A l'époque, une tentative canadienne d'envoi d'une force multinationale
(FMN) a échoué, devant les résistances américaines
et avec le consentement tacite de quelques pays européens qui ont
ignoré le nouveau massacre qui était en train de se produire.
L'UEO a été sollicitée par le Conseil européen afin
d'étudier quelle pourrait être sa contribution. Les lourdeurs
administratives, mais surtout le veto britannique opposé par le
gouvernement Major, n'ont pas permis la moindre conclusion positive, aussi
minime soit-elle, de contribution de l'UEO à effort humanitaire.
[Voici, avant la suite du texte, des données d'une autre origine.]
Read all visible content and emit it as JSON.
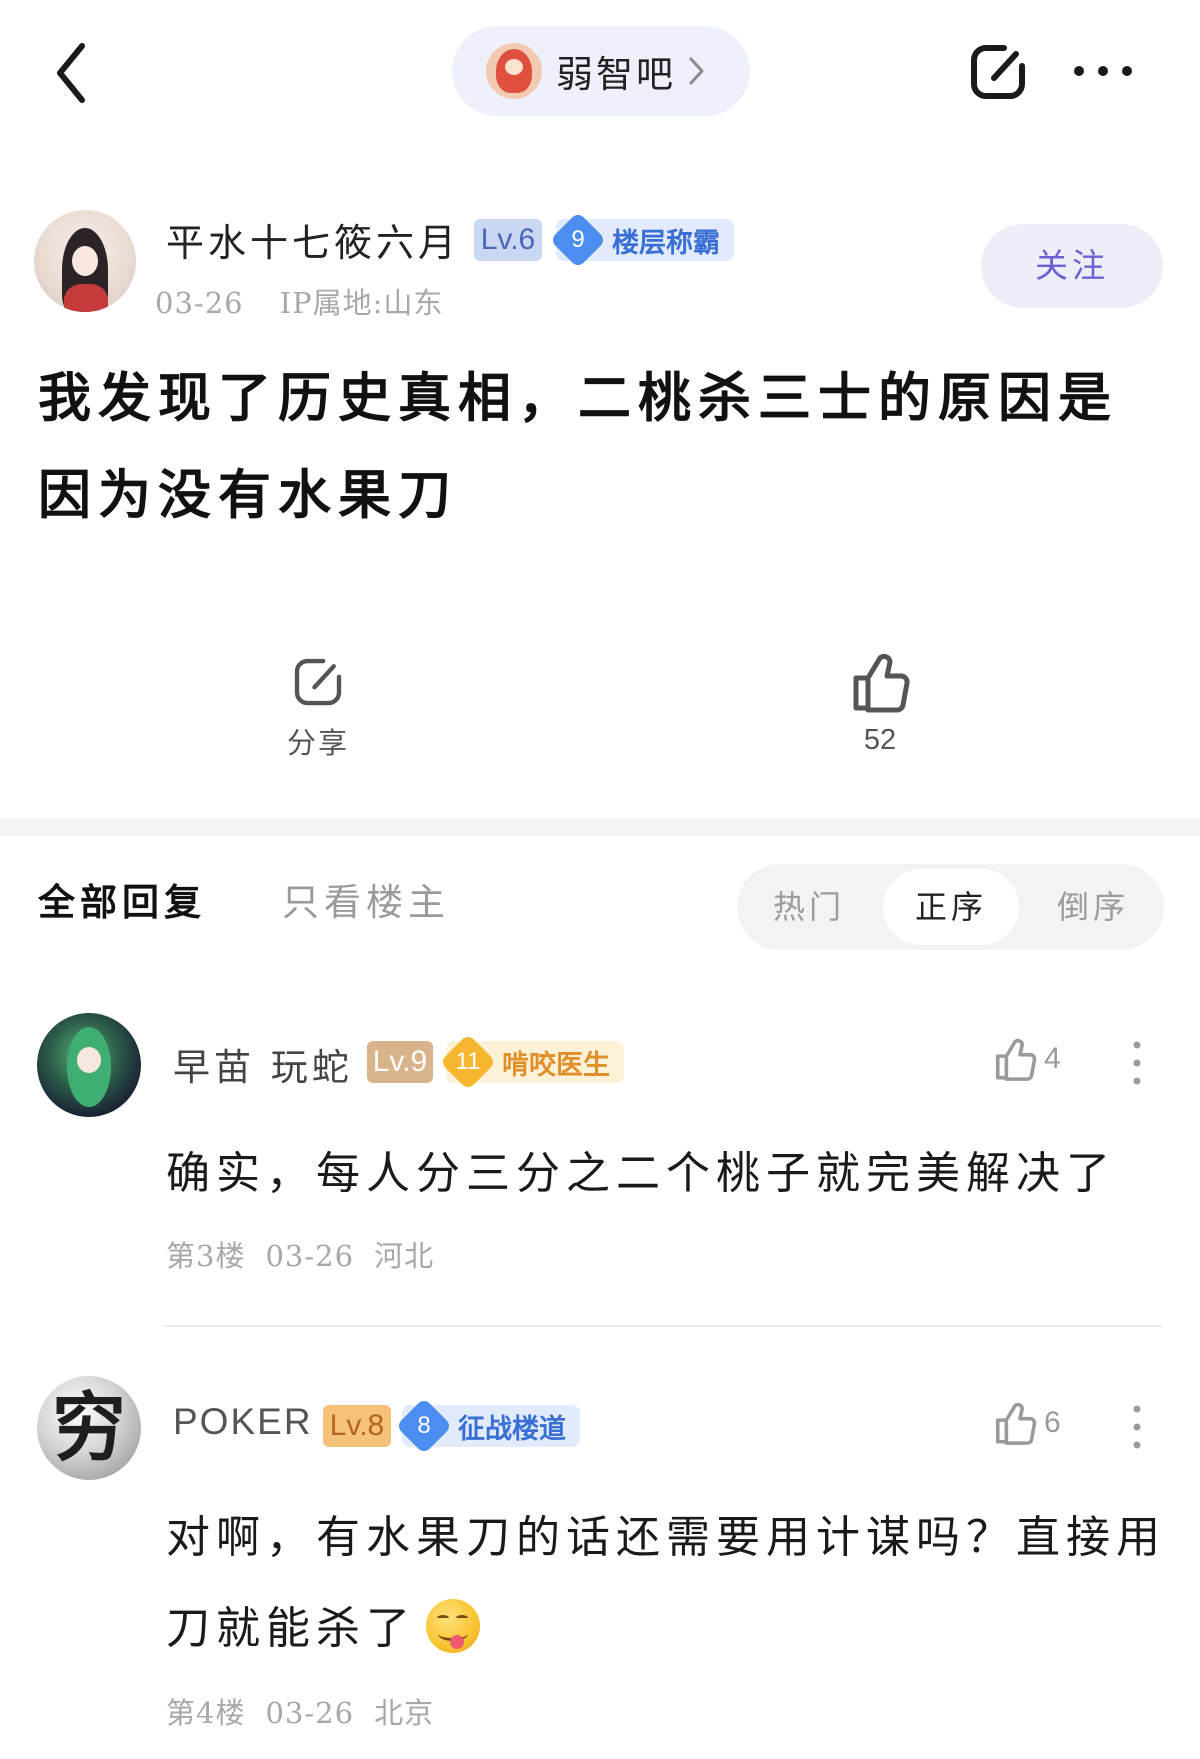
{
  "topbar": {
    "forum_name": "弱智吧",
    "back_icon": "chevron-left-icon",
    "share_icon": "share-icon",
    "more_icon": "more-dots-icon"
  },
  "author": {
    "name": "平水十七筱六月",
    "level": "Lv.6",
    "title_level": "9",
    "title": "楼层称霸",
    "date": "03-26",
    "ip": "IP属地:山东",
    "follow_label": "关注"
  },
  "post": {
    "title": "我发现了历史真相，二桃杀三士的原因是因为没有水果刀"
  },
  "actions": {
    "share_label": "分享",
    "like_count": "52"
  },
  "replies_header": {
    "tab_all": "全部回复",
    "tab_op_only": "只看楼主",
    "sort_options": [
      "热门",
      "正序",
      "倒序"
    ],
    "sort_selected": "正序"
  },
  "comments": [
    {
      "name": "早苗 玩蛇",
      "level": "Lv.9",
      "title_level": "11",
      "title": "啃咬医生",
      "likes": "4",
      "text": "确实，每人分三分之二个桃子就完美解决了",
      "floor": "第3楼",
      "date": "03-26",
      "location": "河北"
    },
    {
      "name": "POKER",
      "avatar_glyph": "穷",
      "level": "Lv.8",
      "title_level": "8",
      "title": "征战楼道",
      "likes": "6",
      "text": "对啊，有水果刀的话还需要用计谋吗？直接用刀就能杀了",
      "emoji": "yum-emoji-icon",
      "floor": "第4楼",
      "date": "03-26",
      "location": "北京"
    }
  ],
  "colors": {
    "accent": "#6b63d1",
    "pill_bg": "#eef1fb",
    "muted_text": "#a8a8a8"
  }
}
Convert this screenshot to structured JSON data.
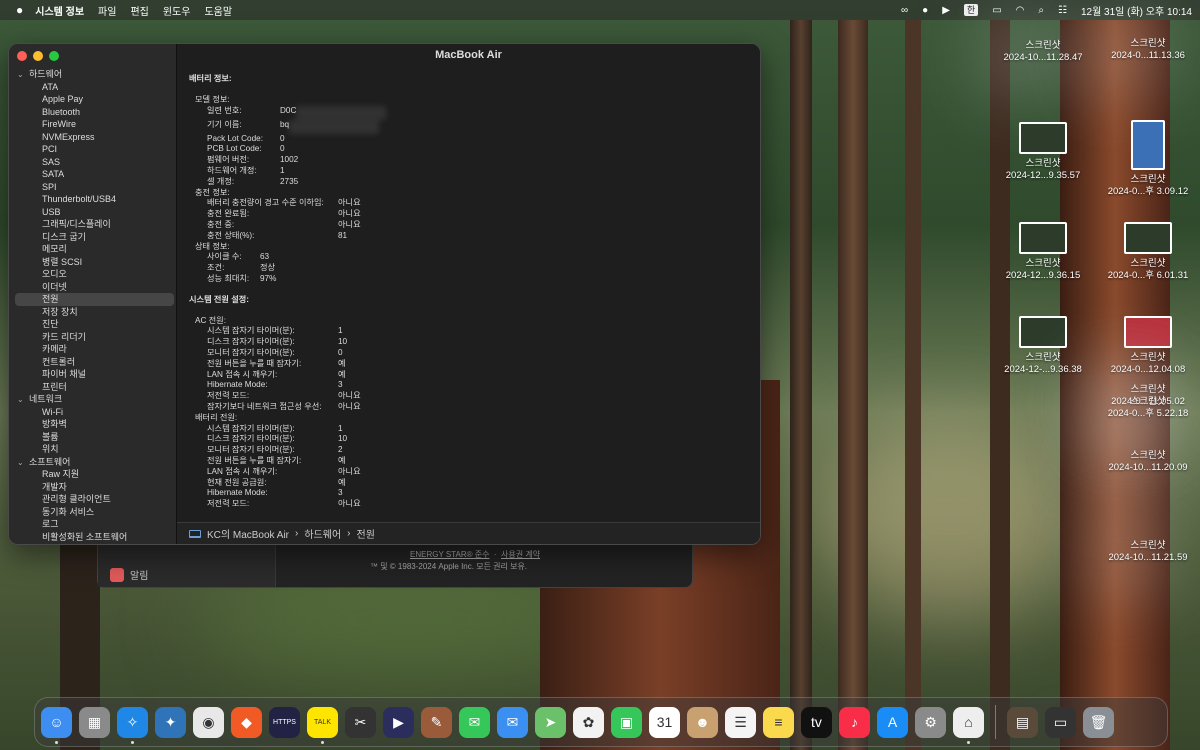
{
  "menubar": {
    "app_name": "시스템 정보",
    "menus": [
      "파일",
      "편집",
      "윈도우",
      "도움말"
    ],
    "ime": "한",
    "clock": "12월 31일 (화) 오후 10:14"
  },
  "window": {
    "title": "MacBook Air",
    "sidebar": [
      {
        "label": "하드웨어",
        "group": true
      },
      {
        "label": "ATA"
      },
      {
        "label": "Apple Pay"
      },
      {
        "label": "Bluetooth"
      },
      {
        "label": "FireWire"
      },
      {
        "label": "NVMExpress"
      },
      {
        "label": "PCI"
      },
      {
        "label": "SAS"
      },
      {
        "label": "SATA"
      },
      {
        "label": "SPI"
      },
      {
        "label": "Thunderbolt/USB4"
      },
      {
        "label": "USB"
      },
      {
        "label": "그래픽/디스플레이"
      },
      {
        "label": "디스크 굽기"
      },
      {
        "label": "메모리"
      },
      {
        "label": "병렬 SCSI"
      },
      {
        "label": "오디오"
      },
      {
        "label": "이더넷"
      },
      {
        "label": "전원",
        "selected": true
      },
      {
        "label": "저장 장치"
      },
      {
        "label": "진단"
      },
      {
        "label": "카드 리더기"
      },
      {
        "label": "카메라"
      },
      {
        "label": "컨트롤러"
      },
      {
        "label": "파이버 채널"
      },
      {
        "label": "프린터"
      },
      {
        "label": "네트워크",
        "group": true
      },
      {
        "label": "Wi-Fi"
      },
      {
        "label": "방화벽"
      },
      {
        "label": "볼륨"
      },
      {
        "label": "위치"
      },
      {
        "label": "소프트웨어",
        "group": true
      },
      {
        "label": "Raw 지원"
      },
      {
        "label": "개발자"
      },
      {
        "label": "관리형 클라이언트"
      },
      {
        "label": "동기화 서비스"
      },
      {
        "label": "로그"
      },
      {
        "label": "비활성화된 소프트웨어"
      }
    ],
    "battery_heading": "배터리 정보:",
    "model_heading": "모델 정보:",
    "model_rows": [
      {
        "k": "일련 번호:",
        "v": "D0C"
      },
      {
        "k": "기기 이름:",
        "v": "bq"
      },
      {
        "k": "Pack Lot Code:",
        "v": "0"
      },
      {
        "k": "PCB Lot Code:",
        "v": "0"
      },
      {
        "k": "펌웨어 버전:",
        "v": "1002"
      },
      {
        "k": "하드웨어 개정:",
        "v": "1"
      },
      {
        "k": "셀 개정:",
        "v": "2735"
      }
    ],
    "charge_heading": "충전 정보:",
    "charge_rows": [
      {
        "k": "배터리 충전량이 경고 수준 이하임:",
        "v": "아니요"
      },
      {
        "k": "충전 완료됨:",
        "v": "아니요"
      },
      {
        "k": "충전 중:",
        "v": "아니요"
      },
      {
        "k": "충전 상태(%):",
        "v": "81"
      }
    ],
    "health_heading": "상태 정보:",
    "health_rows": [
      {
        "k": "사이클 수:",
        "v": "63"
      },
      {
        "k": "조건:",
        "v": "정상"
      },
      {
        "k": "성능 최대치:",
        "v": "97%"
      }
    ],
    "power_heading": "시스템 전원 설정:",
    "ac_heading": "AC 전원:",
    "ac_rows": [
      {
        "k": "시스템 잠자기 타이머(분):",
        "v": "1"
      },
      {
        "k": "디스크 잠자기 타이머(분):",
        "v": "10"
      },
      {
        "k": "모니터 잠자기 타이머(분):",
        "v": "0"
      },
      {
        "k": "전원 버튼을 누를 때 잠자기:",
        "v": "예"
      },
      {
        "k": "LAN 접속 시 깨우기:",
        "v": "예"
      },
      {
        "k": "Hibernate Mode:",
        "v": "3"
      },
      {
        "k": "저전력 모드:",
        "v": "아니요"
      },
      {
        "k": "잠자기보다 네트워크 접근성 우선:",
        "v": "아니요"
      }
    ],
    "battery_power_heading": "배터리 전원:",
    "battery_power_rows": [
      {
        "k": "시스템 잠자기 타이머(분):",
        "v": "1"
      },
      {
        "k": "디스크 잠자기 타이머(분):",
        "v": "10"
      },
      {
        "k": "모니터 잠자기 타이머(분):",
        "v": "2"
      },
      {
        "k": "전원 버튼을 누를 때 잠자기:",
        "v": "예"
      },
      {
        "k": "LAN 접속 시 깨우기:",
        "v": "아니요"
      },
      {
        "k": "현재 전원 공급원:",
        "v": "예"
      },
      {
        "k": "Hibernate Mode:",
        "v": "3"
      },
      {
        "k": "저전력 모드:",
        "v": "아니요"
      }
    ],
    "path": [
      "KC의 MacBook Air",
      "하드웨어",
      "전원"
    ]
  },
  "about": {
    "notification": "알림",
    "energy_star": "ENERGY STAR® 준수",
    "license": "사용권 계약",
    "copyright": "™ 및 © 1983-2024 Apple Inc. 모든 권리 보유."
  },
  "desktop": [
    {
      "name": "스크린샷",
      "date": "2024-10...11.28.47",
      "style": "light"
    },
    {
      "name": "스크린샷",
      "date": "2024-0...11.13.36",
      "style": "light"
    },
    {
      "name": "스크린샷",
      "date": "2024-12...9.35.57",
      "style": "dark"
    },
    {
      "name": "스크린샷",
      "date": "2024-0...후 3.09.12",
      "style": "blue"
    },
    {
      "name": "스크린샷",
      "date": "2024-12...9.36.15",
      "style": "dark"
    },
    {
      "name": "스크린샷",
      "date": "2024-0...후 6.01.31",
      "style": "dark"
    },
    {
      "name": "스크린샷",
      "date": "2024-12-...9.36.38",
      "style": "dark"
    },
    {
      "name": "스크린샷",
      "date": "2024-0...12.04.08",
      "style": "red"
    },
    {
      "name": "스크린샷",
      "date": "2024-0...11.05.02",
      "style": "light"
    },
    {
      "name": "스크린샷",
      "date": "2024-0...후 5.22.18",
      "style": "light"
    },
    {
      "name": "스크린샷",
      "date": "2024-10...11.20.09",
      "style": "light"
    },
    {
      "name": "스크린샷",
      "date": "2024-10...11.21.59",
      "style": "light"
    }
  ],
  "dock": [
    {
      "name": "finder",
      "color": "#3d8ef0",
      "glyph": "☺",
      "running": true
    },
    {
      "name": "launchpad",
      "color": "#8a8a8a",
      "glyph": "▦"
    },
    {
      "name": "safari",
      "color": "#1f87e5",
      "glyph": "✧",
      "running": true
    },
    {
      "name": "twitter",
      "color": "#2f73b8",
      "glyph": "✦"
    },
    {
      "name": "chrome",
      "color": "#e8e8e8",
      "glyph": "◉"
    },
    {
      "name": "brave",
      "color": "#f15a24",
      "glyph": "◆"
    },
    {
      "name": "https-app",
      "color": "#222244",
      "glyph": "HTTPS"
    },
    {
      "name": "kakaotalk",
      "color": "#fde500",
      "glyph": "TALK",
      "running": true
    },
    {
      "name": "final-cut",
      "color": "#333",
      "glyph": "✂"
    },
    {
      "name": "video-app",
      "color": "#2b2e5c",
      "glyph": "▶"
    },
    {
      "name": "script-app",
      "color": "#9a5b3a",
      "glyph": "✎"
    },
    {
      "name": "messages",
      "color": "#35c759",
      "glyph": "✉"
    },
    {
      "name": "mail",
      "color": "#3a8ff0",
      "glyph": "✉"
    },
    {
      "name": "maps",
      "color": "#6bc16a",
      "glyph": "➤"
    },
    {
      "name": "photos",
      "color": "#f2f2f2",
      "glyph": "✿"
    },
    {
      "name": "facetime",
      "color": "#35c759",
      "glyph": "▣"
    },
    {
      "name": "calendar",
      "color": "#ffffff",
      "glyph": "31",
      "sub": "12월"
    },
    {
      "name": "contacts",
      "color": "#c9a070",
      "glyph": "☻"
    },
    {
      "name": "reminders",
      "color": "#f4f4f4",
      "glyph": "☰"
    },
    {
      "name": "notes",
      "color": "#fbd94c",
      "glyph": "≡"
    },
    {
      "name": "apple-tv",
      "color": "#111",
      "glyph": "tv"
    },
    {
      "name": "music",
      "color": "#fa2d48",
      "glyph": "♪"
    },
    {
      "name": "app-store",
      "color": "#1a8cf5",
      "glyph": "A"
    },
    {
      "name": "system-settings",
      "color": "#8a8a8a",
      "glyph": "⚙"
    },
    {
      "name": "system-information",
      "color": "#eeeeee",
      "glyph": "⌂",
      "running": true
    },
    {
      "name": "separator"
    },
    {
      "name": "downloads-stack",
      "color": "#5a4a3a",
      "glyph": "▤"
    },
    {
      "name": "screen-thumbnail",
      "color": "#333",
      "glyph": "▭"
    },
    {
      "name": "trash",
      "color": "#8a8f95",
      "glyph": "🗑"
    }
  ]
}
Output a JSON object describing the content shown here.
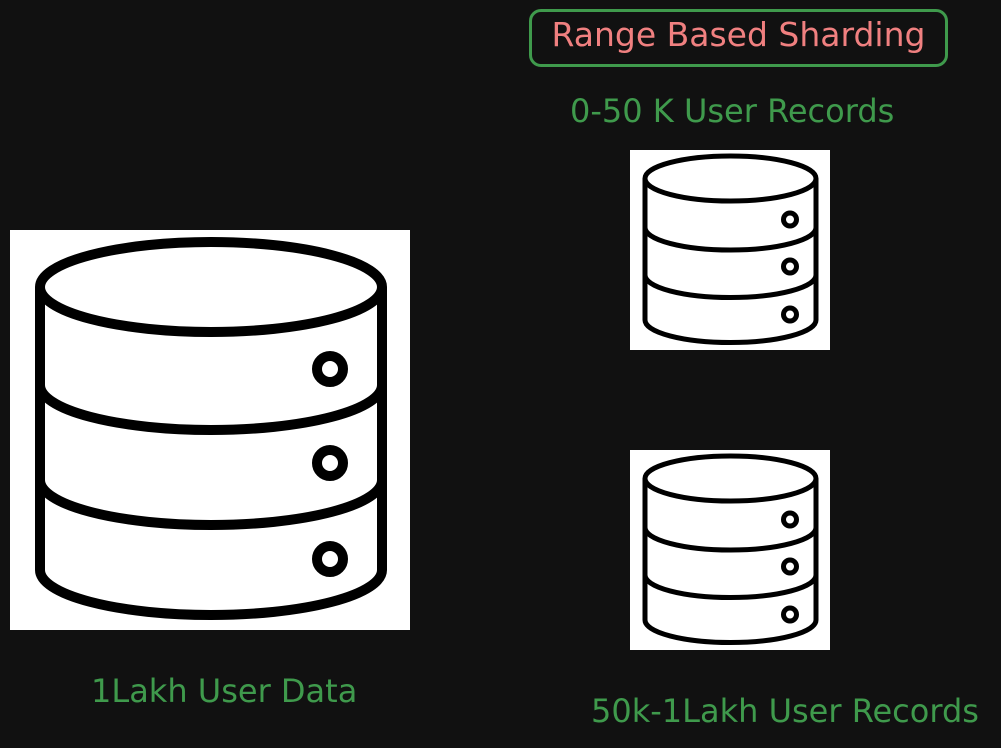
{
  "title": "Range Based Sharding",
  "main_db": {
    "label": "1Lakh User Data",
    "icon": "database-icon"
  },
  "shards": [
    {
      "label": "0-50 K User Records",
      "icon": "database-icon"
    },
    {
      "label": "50k-1Lakh User Records",
      "icon": "database-icon"
    }
  ],
  "colors": {
    "background": "#111111",
    "label_green": "#3f9a4c",
    "title_red": "#f08080",
    "icon_panel": "#ffffff",
    "icon_stroke": "#000000"
  }
}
Le problème avait des causes plus lointaines. Au Conseil " Affaires
Générales " du 28 octobre 1996, Mme Emma Bonino
déclarait, que "
les temps de la politique, et notamment ceux de
la PESC, ne sont pas toujours compatibles avec l'évolution des
situations de crises déclarées. On discute désormais
depuis deux ans de l'exigence de trouver une solution politique à cette
crise humanitaire, sans issue. L'humanitaire ne peut et ne doit constituer un
alibi pour l'absence de volonté politique
".
Le Haut Commissariat aux Réfugiés a également fait appel,
en vain pendant ces deux années, à la communauté
internationale pour qu'elle intervienne afin de séparer, dans les camps,
les éléments armés des véritables
réfugiés.
Qu'en fin de compte la seule issue ait été celle de la violence
n'a surpris personne. La communauté internationale a laissé se
dégrader la situation sans jamais montrer de signe de vouloir vraiment
intervenir.
Si les mécanismes de la PESC n'ont pas fonctionné, c'est aussi
parce que celle-ci semble souvent reposer sur des analyses très
approximatives. Dans ce cas, il a été consacré beaucoup
d'énergie à la recherche d'une " solution globale "
qui, manifestement, avait très peu de chances de se
matérialiser.
3. Les dysfonctionnements de la PESC
L'absence d'une véritable politique
étrangère de l'Union dans ces conflits récents ne peut
s'expliquer de manière unique, mais on peut dégager quelques
constantes qu'il est essentiel de souligner.
•
Une cause fondamentale
:
la faiblesse essentielle de l'Union, tient à sa défaillance
politique : les Etats membres n'ont pas encore surmonté les
divergences de fond qui les opposent sur la conception même de la PESC.
•
Des causes formelles
:
- la cohérence entre le premier et le deuxième pilier demeure
insuffisante. La Commission, ne s'estime pas liée juridiquement par les
actions communes mais, en même temps, elle entend revendiquer d'avoir,
dans la PESC, le rôle premier que lui assignent les traités au
titre des relations extérieures de la Communauté.
- la PESC manque de visibilité dans les conflits géographiques,
comme pour les initiatives horizontales (non prolifération...).
- l'Union secrète une diplomatie de réaction plutôt que
d'initiatives : elle a surtout recours aux sanctions plutôt qu'aux
incitations ; elle intervient de façon ponctuelle en matière de
droits de l'Homme, sans que l'on perçoive la stratégie de
promotion globale qu'elle souhaite mettre en oeuvre ; et surtout, c'est une
diplomatie essentiellement déclaratoire : plus de quarante
déclarations ont été produites sur le Kosovo dans les
derniers mois....
- en matière de sécurité et de défense, le bilan
de l'UEO est médiocre, que cela soit le fait de l'obstruction de
certains partenaires ou des lenteurs propres à cette organisation.